Suppression de l’exit tax: quelle facture pour l’État?

Le ministère de l'Économie et des Finances

Le ministère de l'Économie et des Finances - Joël SAGET / AFP

Tandis que Bercy évoque 140 millions de recettes effectives liées à l'exit tax entre 2012 et 2017 et 6 milliards de rendement potentiel, Les Échos pointent une erreur de calcul et tablent sur 1,5 milliard d'euros.

C’est un impôt hautement symbolique auquel veut s’attaquer Emmanuel Macron. Dans les colonnes du magazine Forbes début mai, le chef de l’État a annoncé la prochaine suppression de l’exit tax, jugeant ce dispositif de lutte contre l’évasion fiscale "pas particulièrement intéressant pour les finances publiques" et nuisible à l’attractivité de la France. Une déclaration qui n’a pas tardé à susciter un tollé dans les rangs de l’opposition.

Depuis, la guerre des chiffres fait rage pour apporter l'estimation la plus juste des recettes de l’État découlant directement de l’exit tax. Ou, dit autrement, l'évaluation la plus rigoureuse de ce qu’il risque de perdre une fois sa suppression actée.

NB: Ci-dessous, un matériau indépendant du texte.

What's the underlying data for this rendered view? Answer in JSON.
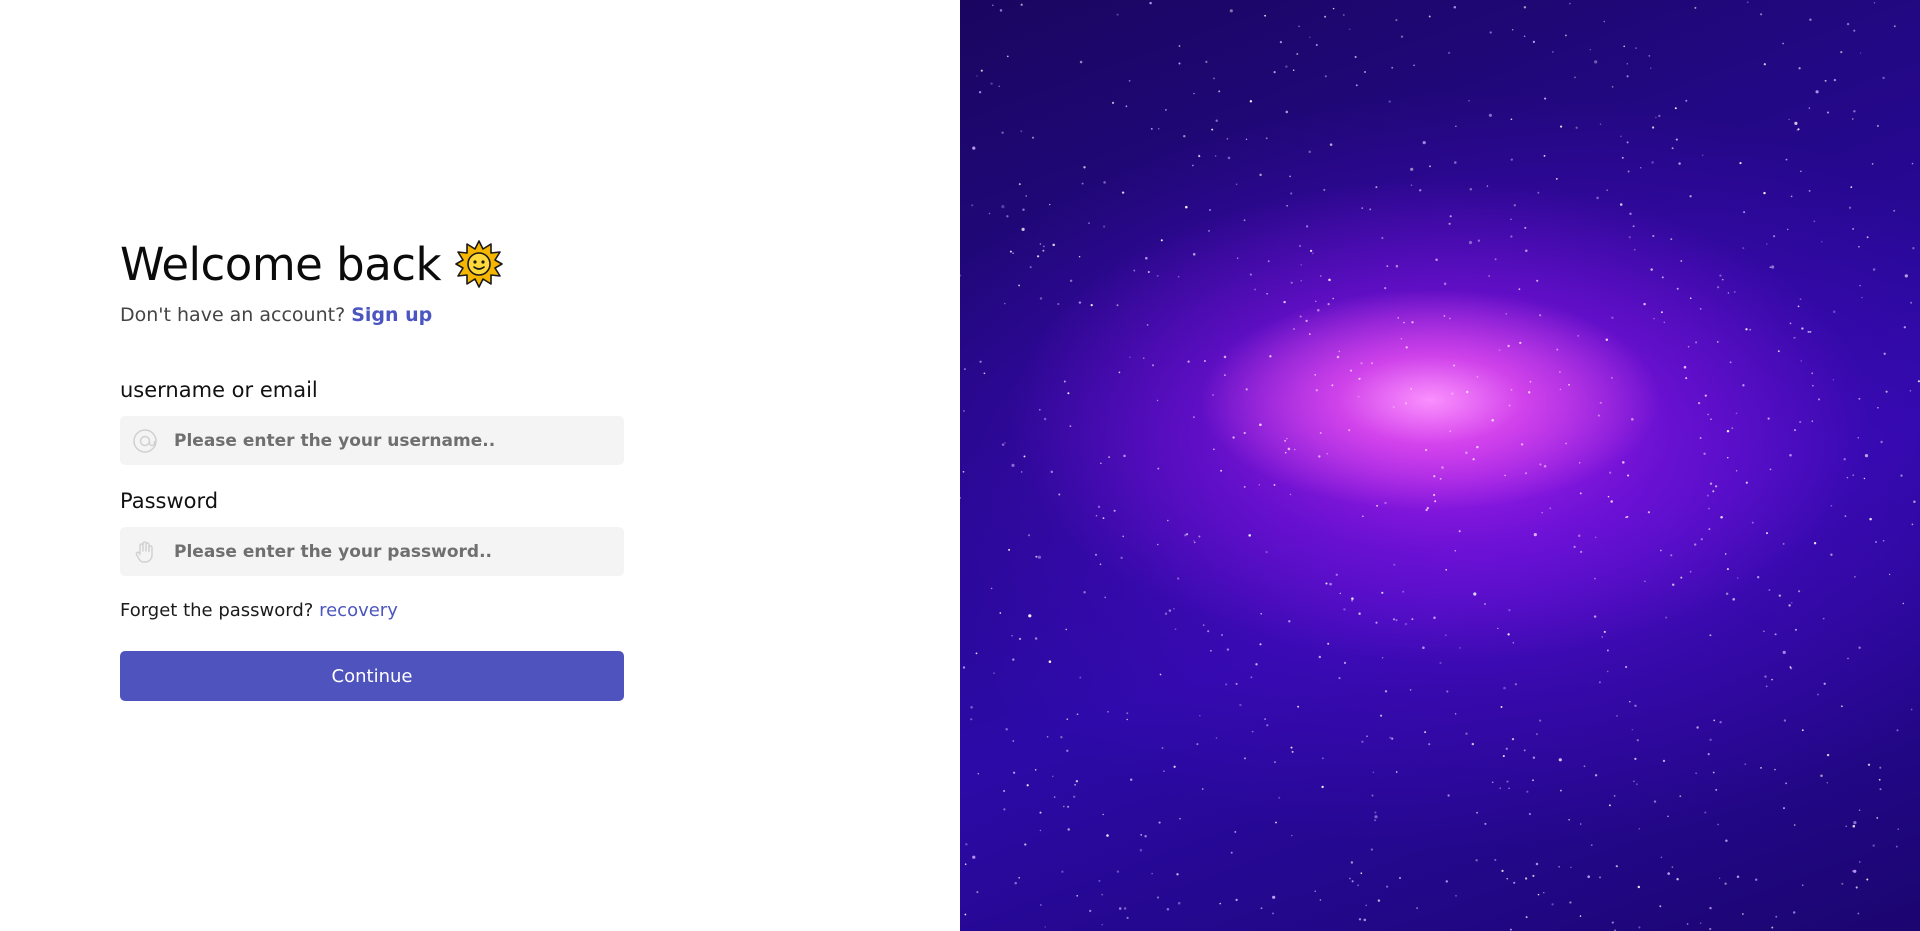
{
  "login": {
    "title": "Welcome back",
    "title_emoji": "sun-with-face",
    "subtitle_text": "Don't have an account?",
    "signup_link": "Sign up",
    "username_label": "username or email",
    "username_placeholder": "Please enter the your username..",
    "username_icon": "at-sign-icon",
    "password_label": "Password",
    "password_placeholder": "Please enter the your password..",
    "password_icon": "hand-icon",
    "forgot_text": "Forget the password?",
    "recovery_link": "recovery",
    "continue_label": "Continue"
  },
  "colors": {
    "accent": "#4e53bd",
    "link": "#4b56c0",
    "field_bg": "#f4f4f4",
    "galaxy_core": "#e060f0",
    "galaxy_bg": "#24088a"
  },
  "hero": {
    "image": "purple-galaxy"
  }
}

Dans la foulée de l’annonce présidentielle, Bercy a dégainé le chiffre de 140 millions d'euros. Une goutte d'eau dans les caisses publiques. De son côté, le Conseil des prélèvements obligatoires estime que les recettes -potentielles cette fois- générées par l’exit tax sont de l'ordre de 803 millions d’euros.

Mais coup de théâtre mi-juin: le directeur de la législation fiscale, Christophe Pourreau, présent en commission des Finances à l’Assemblée a finalement évalué les recettes potentielles de l’exit tax à 6 milliards d’euros pour l’État. Une somme corrigée ce mercredi par Les Échos qui pointent une erreur de calcul et parlent plutôt de 1,5 milliard d’euros.

Fonctionnement de l'exit tax

Pour comprendre ces écarts de chiffres, il est nécessaire de revenir sur le fonctionnement complexe de l'exit tax. Instauré en 2011, cet impôt consiste à imposer les revenus et prélèvements sociaux perçus au titre des plus-values latentes réalisées par un contribuable qui décide de transférer son domicile fiscal à l'étranger. Objectif: éviter la fuite des entrepreneurs.

Sont concernés par l'exit tax les contribuables qui s'établissent hors de France et qui détiennent des titres (actions, obligations...) dont la valeur est supérieure à 800.000 euros ou qui possèdent 50% du capital d'une entreprise. Ces mêmes contribuables sont soumis à une taxe de 30% sur les plus-values latentes, c'est-à-dire sur la valeur prise par leur patrimoine entre le moment où ils l'acquièrent et leur départ de l'Hexagone.

Sursis de paiement

En clair, ce dispositif vise à éviter qu'un entrepreneur ne s'exile pour vendre sa société depuis l'étranger sans payer d'impôt sur les plus-values en France. Seulement voilà, une subtilité de son fonctionnement précise que les entrepreneurs établis hors des frontières nationales bénéficient d'un sursis d'imposition tant qu'ils n'ont pas effectivement cédé leur entreprise. Or, la vente peut intervenir bien des années plus tard, voire jamais. Ils sont par ailleurs exonérés d'exit tax si les parts n'ont toujours pas été vendues quinze ans après leur départ.

En d'autres termes, certains contribuables exilés peuvent avoir quitté la France sans pour autant avoir vendu leur société dans l'immédiat. Ils bénéficient alors du sursis d'imposition. Reste à savoir si celui sera un jour révoqué par la vente, ou non, de l'entreprise.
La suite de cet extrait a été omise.